Settlement of account
• It is a collection of payment for outstanding account
balance.
• Involves bringing an account balance to zero.
• It is done by cash payment in full or transfer to an
approved credit billing /credit card account/ city
ledger.
Methods of handling guest accounts
• To ensure that guest accounts are accurate and current,
all guest’s credit or charge information must be
promptly communicated to the front office cashier for
posting.
1. Manually /preparing bill by hand/
2. Mechanically
3. By computer
• In large modern hotels, computers are widely used
because they are accurate and fast in the transfer of
credit or charge information.
• In addition, computers can be programmed to analyze
a hotel’s revenue in great detail and produce reports
for management in a very short period of time.
Handling of guest accounts by computer
• If a hotel is using a computer system, a guest account
will be created when the guest details are entered in to
the computer at check-in.
• The information will be stored in the memory of the
computer.
• Once a guest account is created, any subsequent debits
or credits may be posted directly to that account. This
can be done in a number of ways.
• Processor: some charges are posted by the computer
automatically: for example, the room charge /the
room rate which is recorded in the computer at check-
in/ can be automatically added to a guest’s account
each night by the computer.
• Charges can also be transferred directly from
computer terminals in other departments.
• For example, a waiter can enter a guest’s
breakfast charges by means of a small
computer terminal in the coffee shop.
• The charge will be then transferred to the main
processor at the front office and posted
directly on the guest’s account.
• E.g.
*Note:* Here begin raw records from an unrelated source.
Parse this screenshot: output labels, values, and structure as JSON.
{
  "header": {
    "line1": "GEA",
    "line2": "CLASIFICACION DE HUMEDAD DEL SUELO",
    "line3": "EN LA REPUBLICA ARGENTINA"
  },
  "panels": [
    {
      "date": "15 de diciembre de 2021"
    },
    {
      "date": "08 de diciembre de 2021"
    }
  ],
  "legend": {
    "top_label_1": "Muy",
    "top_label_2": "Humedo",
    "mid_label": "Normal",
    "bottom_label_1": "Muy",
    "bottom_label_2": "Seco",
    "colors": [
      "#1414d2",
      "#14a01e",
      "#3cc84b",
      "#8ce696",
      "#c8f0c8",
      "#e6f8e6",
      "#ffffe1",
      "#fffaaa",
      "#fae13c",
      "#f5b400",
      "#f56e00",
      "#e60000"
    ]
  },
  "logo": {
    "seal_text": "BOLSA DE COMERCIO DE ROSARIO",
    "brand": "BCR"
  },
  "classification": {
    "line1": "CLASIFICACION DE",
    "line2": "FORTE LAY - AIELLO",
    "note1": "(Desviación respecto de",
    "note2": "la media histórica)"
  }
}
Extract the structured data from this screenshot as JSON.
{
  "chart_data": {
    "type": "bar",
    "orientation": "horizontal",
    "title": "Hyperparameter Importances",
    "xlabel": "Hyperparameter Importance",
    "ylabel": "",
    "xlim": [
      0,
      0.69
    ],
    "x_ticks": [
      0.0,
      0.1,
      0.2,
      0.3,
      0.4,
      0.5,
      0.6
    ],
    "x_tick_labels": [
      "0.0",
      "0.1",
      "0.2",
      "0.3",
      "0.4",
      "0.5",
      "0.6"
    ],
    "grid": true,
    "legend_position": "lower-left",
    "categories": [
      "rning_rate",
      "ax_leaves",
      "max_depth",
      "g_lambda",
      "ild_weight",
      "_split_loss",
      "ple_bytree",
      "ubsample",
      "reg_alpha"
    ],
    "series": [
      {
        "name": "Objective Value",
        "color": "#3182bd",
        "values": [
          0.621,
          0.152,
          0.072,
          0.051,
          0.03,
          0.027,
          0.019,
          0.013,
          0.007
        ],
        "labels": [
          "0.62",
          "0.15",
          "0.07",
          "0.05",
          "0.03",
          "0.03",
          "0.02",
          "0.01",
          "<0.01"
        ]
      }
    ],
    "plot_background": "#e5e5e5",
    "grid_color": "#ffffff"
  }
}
Computer based front office accounting
system
Verifying posting
• To reduce errors in guest accounts and
prevent fraudulent staff practices, posting of
guest transactions are usually verified or
checked each day.
• This process is called auditing, and refers to
the process of checking the accuracy of the
guest accounts by balancing all departmental
accounts.
• During the auditing process the following are
usually carried out:
1. Posted entries are verified.
• Posted entries to each guest account are
checked to ensure that they have been charged
correctly.
• For example, if a guest has a telephone
charge on their account, a corresponding
amount should be listed for the room number
in the telephone revenue analysis.
• Any errors in posting should be corrected
immediately.
2. Accounts are balanced.
• All charges from different departments have to
be checked to ensure that they have been
correctly posted to guest’s accounts.
• E.g. the total charges stated by the coffee shop
cashier must equal the total coffee shop
charges on all of the guest’s accounts, as
recorded by front office.
3. Cash flow is checked
• This involves checking the cash and charges to
a guest’s account earned by each department,
as recorded on the department’s till/cash box,
against the amount of cash received by the
front office.
• The main purpose of this is to prevent any
fraudulent practices among staff.
• For example, the bar till may show sales of
drinks to be $ 150 in cash and $220 in signed
bills.
• The front desk must therefore, have issued a
cash receipt for the $ 150 and have $220
posted on guest counts against bar drinks.